How to Seamlessly move a mailbox between recipient containers

Introduction:
Recipient containers are not a practical means to organize mailboxes.  At first glance it may seem like a good idea to an inexperienced Exchange Administrator, but the inherent flaws of organizing mailboxes in this manner, becomes crystal clear when a situation arises that calls for a user mailbox to be moved to a different container.  It is soon realized that Exchange 5.5 provides no means of moving a mailbox from one recipient container to another.  This means the the mailbox must be deleted and recreated in the target recipient container.  Before deleting the original mailbox, the data is extracted or exported using MS Outlook export function, or the Microsoft Exmerge utility.  The last step of the process is importing the data back into the recreated mailbox.

The Problem:
Every Exchange 5.5 mailbox is routed by Exchange, according to it's Exchange Distinguished Name (DN).  An Exchange 5.5 DN is of the following format:

/o=<organization>/ou=<Site>/cn=<recipient container>/cn=<mailbox dir name>

As shown above, the recipient container is part of the Exchange Distinguished Name.  When a mailbox is moved to a new recipient container as outlined in the introduction, there arises a bit of routing problem, when users reply to mail sent from the moved mailbox, while it resided in it's original container.  The problem is the presence of the original recipient container in the distinguished name.  The end result is that any messages, sent prior to the move, replied to, will result in delivery failures.  This typically causes great amounts of confusion though out the user population.

The Solution:
1. Create the new mailbox in the new recipient container, using the same user properties as the original.

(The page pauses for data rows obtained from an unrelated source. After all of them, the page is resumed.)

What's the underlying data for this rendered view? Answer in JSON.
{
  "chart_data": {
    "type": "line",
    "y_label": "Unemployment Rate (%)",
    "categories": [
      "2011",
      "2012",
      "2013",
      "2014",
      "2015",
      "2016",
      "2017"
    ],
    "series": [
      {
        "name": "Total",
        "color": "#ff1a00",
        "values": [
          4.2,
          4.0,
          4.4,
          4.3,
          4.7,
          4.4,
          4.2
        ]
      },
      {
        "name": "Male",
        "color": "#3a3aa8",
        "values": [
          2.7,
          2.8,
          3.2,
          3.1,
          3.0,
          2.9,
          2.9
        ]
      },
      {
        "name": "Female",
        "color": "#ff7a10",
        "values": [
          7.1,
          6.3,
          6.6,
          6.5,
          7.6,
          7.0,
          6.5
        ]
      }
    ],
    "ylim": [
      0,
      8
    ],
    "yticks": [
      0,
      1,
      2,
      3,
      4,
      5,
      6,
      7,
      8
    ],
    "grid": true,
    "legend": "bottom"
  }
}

2. Log on as the Site Services Account and setup an Outlook profile to access both the original mailbox, and the newly created one, simultaneously.

3. Set the delivery options of the original mailbox to forward to the new one.

4. Remove the smtp address/addresses from the original mailbox and apply to the new one.

5. Hide the original mailbox from the Global Address List

6. Using Outlook, move all messages from the folders in the original mailbox to the new one, preserving the folder tree structure.

7. Remove user permissions from the original mailbox, and instruct the user to create a new Outlook profile, pointing to the newly created mailbox, or to re-point the existing Outlook profile to new mailbox location.   The former method is preferable.

8. Delete the original mailbox after a period of three months or so.

9. Reassign any Public Folder, or other resource permissions over to the new mailbox.

The End Result:
Messages which would have otherwise been non-deliverable, will be seamlessly forwarded to the newly created mailbox, and cause minimum disruption to the user population.